Brown souligne que son objectif n'est pas principalement d'alarmer les lecteurs, mais pour faire avancer la recherche. Elle dit qu'elle aimerait que son public, les lecteurs généraux, étudiants de premier cycle, scientifiques - pour réfléchir profondément à la façon dont la science apparemment établie peut parfois s'appuyer sur des conclusions contingentes développées dans des circonstances politiques particulières.
"J'aimerais que les scientifiques en sachent un peu plus sur l'histoire de la science, ", dit Brown.
D'autres savants disent Manuel de survie est une contribution importante à notre compréhension de Tchernobyl.

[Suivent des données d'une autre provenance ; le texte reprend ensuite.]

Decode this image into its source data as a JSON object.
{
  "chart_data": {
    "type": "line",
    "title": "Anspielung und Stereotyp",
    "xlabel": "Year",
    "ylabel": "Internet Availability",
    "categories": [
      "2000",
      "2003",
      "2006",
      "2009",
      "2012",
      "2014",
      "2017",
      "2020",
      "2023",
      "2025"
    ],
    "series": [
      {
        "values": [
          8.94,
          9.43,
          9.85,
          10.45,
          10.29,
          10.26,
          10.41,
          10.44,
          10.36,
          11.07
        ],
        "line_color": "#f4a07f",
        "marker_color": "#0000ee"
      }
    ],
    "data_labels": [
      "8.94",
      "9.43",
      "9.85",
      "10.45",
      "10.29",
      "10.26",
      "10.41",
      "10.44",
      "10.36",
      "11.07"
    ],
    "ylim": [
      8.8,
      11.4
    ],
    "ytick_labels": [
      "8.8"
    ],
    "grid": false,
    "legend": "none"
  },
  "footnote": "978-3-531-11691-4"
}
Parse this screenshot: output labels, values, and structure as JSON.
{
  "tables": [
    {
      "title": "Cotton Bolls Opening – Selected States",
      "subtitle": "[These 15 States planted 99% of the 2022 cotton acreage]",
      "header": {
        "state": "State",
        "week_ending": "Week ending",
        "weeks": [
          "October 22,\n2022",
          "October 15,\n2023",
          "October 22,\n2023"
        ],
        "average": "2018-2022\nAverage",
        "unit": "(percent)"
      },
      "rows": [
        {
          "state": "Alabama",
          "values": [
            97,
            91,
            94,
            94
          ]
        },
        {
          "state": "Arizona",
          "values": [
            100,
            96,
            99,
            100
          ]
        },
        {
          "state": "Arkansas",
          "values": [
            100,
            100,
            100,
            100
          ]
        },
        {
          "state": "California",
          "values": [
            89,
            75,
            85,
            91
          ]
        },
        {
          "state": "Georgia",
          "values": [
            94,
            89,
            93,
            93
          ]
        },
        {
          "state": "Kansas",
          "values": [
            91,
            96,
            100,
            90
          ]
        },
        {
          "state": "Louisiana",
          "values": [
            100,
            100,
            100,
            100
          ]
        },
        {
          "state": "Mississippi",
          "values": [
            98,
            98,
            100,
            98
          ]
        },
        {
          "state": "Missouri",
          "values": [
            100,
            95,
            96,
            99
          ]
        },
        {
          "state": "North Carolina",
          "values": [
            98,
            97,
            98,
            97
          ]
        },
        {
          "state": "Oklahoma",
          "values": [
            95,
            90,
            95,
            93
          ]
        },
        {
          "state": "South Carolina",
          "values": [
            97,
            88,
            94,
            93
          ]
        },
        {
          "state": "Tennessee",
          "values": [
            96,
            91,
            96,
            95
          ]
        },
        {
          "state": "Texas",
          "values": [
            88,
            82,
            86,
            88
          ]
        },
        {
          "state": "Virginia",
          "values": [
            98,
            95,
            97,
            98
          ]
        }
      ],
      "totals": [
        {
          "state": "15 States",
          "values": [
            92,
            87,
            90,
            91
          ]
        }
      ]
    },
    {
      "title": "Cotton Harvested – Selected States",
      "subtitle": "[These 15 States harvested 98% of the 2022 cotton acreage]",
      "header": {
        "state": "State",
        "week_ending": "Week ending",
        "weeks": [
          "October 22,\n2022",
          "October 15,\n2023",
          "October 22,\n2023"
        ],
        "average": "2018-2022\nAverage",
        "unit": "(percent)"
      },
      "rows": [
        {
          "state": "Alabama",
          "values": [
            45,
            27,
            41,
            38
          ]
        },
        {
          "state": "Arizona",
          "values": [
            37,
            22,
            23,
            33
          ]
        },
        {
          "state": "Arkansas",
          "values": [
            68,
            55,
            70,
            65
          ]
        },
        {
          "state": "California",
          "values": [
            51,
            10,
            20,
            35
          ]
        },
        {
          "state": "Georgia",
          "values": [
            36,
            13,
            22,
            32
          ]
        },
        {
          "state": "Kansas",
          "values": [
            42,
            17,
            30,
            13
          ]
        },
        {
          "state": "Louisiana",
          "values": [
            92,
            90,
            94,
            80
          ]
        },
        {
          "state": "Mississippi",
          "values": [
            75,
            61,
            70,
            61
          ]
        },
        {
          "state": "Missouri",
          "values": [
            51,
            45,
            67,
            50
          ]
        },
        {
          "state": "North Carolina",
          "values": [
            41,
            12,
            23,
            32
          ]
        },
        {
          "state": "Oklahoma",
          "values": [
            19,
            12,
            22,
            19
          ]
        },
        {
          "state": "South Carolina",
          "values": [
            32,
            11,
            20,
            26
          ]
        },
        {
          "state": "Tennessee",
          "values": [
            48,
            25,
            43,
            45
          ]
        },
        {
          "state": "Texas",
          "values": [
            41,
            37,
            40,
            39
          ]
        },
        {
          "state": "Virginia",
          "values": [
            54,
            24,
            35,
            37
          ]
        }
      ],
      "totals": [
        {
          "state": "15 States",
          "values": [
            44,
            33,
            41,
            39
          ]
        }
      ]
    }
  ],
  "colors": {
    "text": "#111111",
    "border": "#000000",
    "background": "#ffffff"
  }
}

J.R. McNeill, historien à l'université de Georgetown, dit que Brown a jeté un nouvel éclairage sur Tchernobyl en mettant en lumière "des décennies d'efforts officiels pour supprimer ses sombres vérités". Alison MacFarlane, directeur de l'Institute for International Science and Technology Policy de l'Université George Washington, et ancien directeur de la Commission de réglementation nucléaire, dit que le livre "découvre effectivement les effets dévastateurs" de Tchernobyl.
Pour sa part, Brown dit qu'un objectif supplémentaire en écrivant le livre était de nous aider à nous rappeler que nos inventions et nos appareils sont faillibles. Nous devons être vigilants pour éviter de futures catastrophes comme celles de Tchernobyl.
"Je pense que cela pourrait être un guide pour l'avenir si nous ne sommes pas un peu plus réfléchis, et un peu plus transparent" que ne l'étaient les officiels soviétiques, dit Brown.